Brexit: L’UE réclame des concessions à Londres, Johnson s’exprimera vendredi
L’Union européenne a rejeté jeudi sur le Royaume-Uni la responsabilité de faire sortir de l’impasse les négociations sur leurs futures relations, affirmant qu’il revenait à Londres de faire des compromis pour éviter une rupture désordonnée le 1er janvier prochain.
Cette position adoptée par les dirigeants des 27 pays de l’UE réunis en sommet à Bruxelles a été fraîchement accueillie par les Britanniques, leur principal négociateur se disant « déçu » et « surpris ».
Boris Johnson va désormais exposer vendredi son approche pour la suite du processus, a dit David Frost. Le Premier ministre britannique avait auparavant fixé à ce jeudi 15 octobre la date butoir pour un accord, alors que la période de transition à la suite de la sortie du Royaume-Uni de l’UE en janvier prend fin le 31 décembre.
Visages masqués et soucieux de maintenir leurs distances en raison de la résurgence de l’épidémie due au nouveau coronavirus, les dirigeants des Vingt-Sept sont convenus d’accorder davantage de temps aux négociations mais aussi d’intensifier leurs préparatifs à une rupture désordonnée.
« Nous sommes préoccupés par l’absence de progrès.

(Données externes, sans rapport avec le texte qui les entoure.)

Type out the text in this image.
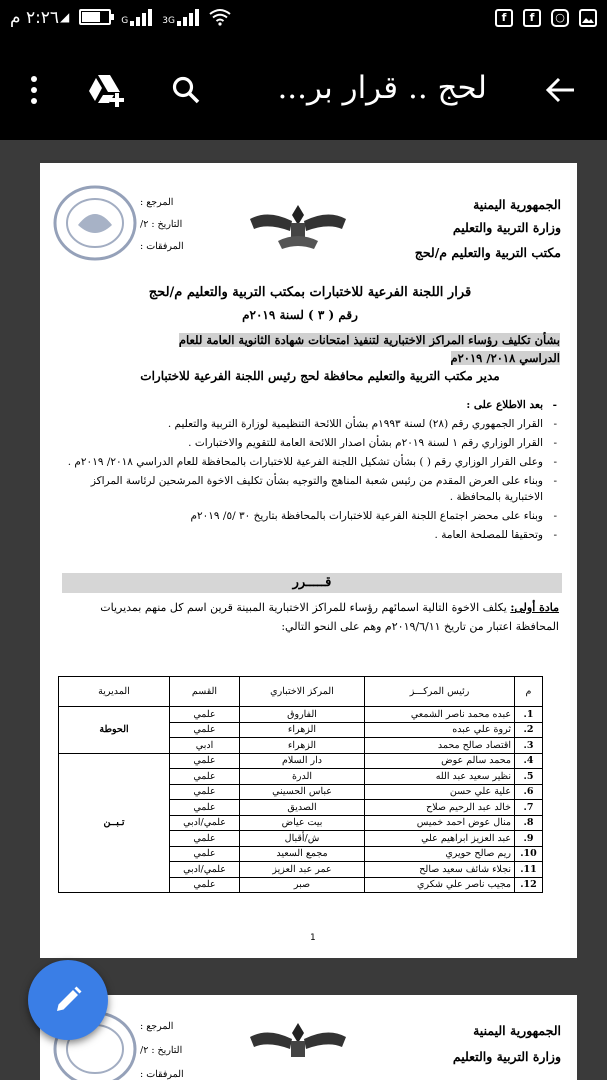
٢:٢٦ م ◢	G	3G	f	f	○
لحج .. قرار بر...
الجمهورية اليمنية
وزارة التربية والتعليم
مكتب التربية والتعليم م/لحج
المرجع :
التاريخ : ٢/
المرفقات :
قرار اللجنة الفرعية للاختبارات بمكتب التربية والتعليم م/لحج
رقم ( ٣ ) لسنة ٢٠١٩م
بشأن تكليف رؤساء المراكز الاختبارية لتنفيذ امتحانات شهادة الثانوية العامة للعام
الدراسي ٢٠١٨/ ٢٠١٩م
مدير مكتب التربية والتعليم محافظة لحج رئيس اللجنة الفرعية للاختبارات
- بعد الاطلاع على :
- القرار الجمهوري رقم (٢٨) لسنة ١٩٩٣م بشأن اللائحة التنظيمية لوزارة التربية والتعليم .
- القرار الوزاري رقم ١ لسنة ٢٠١٩م بشأن اصدار اللائحة العامة للتقويم والاختبارات .
- وعلى القرار الوزاري رقم ( ) بشأن تشكيل اللجنة الفرعية للاختبارات بالمحافظة للعام الدراسي ٢٠١٨/ ٢٠١٩م .
- وبناء على العرض المقدم من رئيس شعبة المناهج والتوجيه بشأن تكليف الاخوة المرشحين لرئاسة المراكز الاختبارية بالمحافظة .
- وبناء على محضر اجتماع اللجنة الفرعية للاختبارات بالمحافظة بتاريخ ٣٠ /٥/ ٢٠١٩م
- وتحقيقا للمصلحة العامة .
قـــــرر
مادة أولى: يكلف الاخوة التالية اسمائهم رؤساء للمراكز الاختبارية المبينة قرين اسم كل منهم بمديريات المحافظة اعتبار من تاريخ ٢٠١٩/٦/١١م وهم على النحو التالي:
م	رئيس المركـــز	المركز الاختباري	القسم	المديرية
1.	عبده محمد ناصر الشمعي	الفاروق	علمي	الحوطة
2.	ثروة علي عبده	الزهراء	علمي	
3.	اقتصاد صالح محمد	الزهراء	ادبي	
4.	محمد سالم عوض	دار السلام	علمي	تـبــن
5.	نظير سعيد عبد الله	الدرة	علمي	
6.	علية علي حسن	عباس الحسيني	علمي	
7.	خالد عبد الرحيم صلاح	الصديق	علمي	
8.	منال عوض احمد خميس	بيت عياض	علمي/ادبي	
9.	عبد العزيز ابراهيم علي	ش/أقبال	علمي	
10.	ريم صالح حويري	مجمع السعيد	علمي	
11.	نجلاء شائف سعيد صالح	عمر عبد العزيز	علمي/ادبي	
12.	مجيب ناصر علي شكري	صبر	علمي	
1
الجمهورية اليمنية
وزارة التربية والتعليم
المرجع :
التاريخ : ٢/
المرفقات :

Et nous appelons le Royaume-Uni à prendre les initiatives nécessaires », a dit le président du Conseil européen, Charles Michel.
Il a ajouté que l’UE était désireuse de parvenir à un accord mais pas à n’importe quel prix et qu’elle était prête à une rupture brutale le 1er janvier.
Réagissant sur Twitter, David Frost, principal négociateur britannique, s’est dit « déçu » de cette attitude. « Aussi surpris par l’idée selon laquelle pour parvenir à un accord toutes les initiatives futures doivent venir du Royaume-Uni. C’est une approche inhabituelle dans la conduite d’une négociation », a-t-il ajouté.
Le Royaume-Uni et l’UE ont officiellement divorcé le 31 janvier mais sont entrés dans une période de transition, le temps de trouver un terrain d’entente sur leurs futures relations, notamment commerciales. Passé le 31 décembre, faute d’accord, ce sera un divorce « sec », le « saut de la falaise » que redoutent notamment les milieux d’affaires avec la perspective de rétablissements de droits de douane et de divergences réglementaires.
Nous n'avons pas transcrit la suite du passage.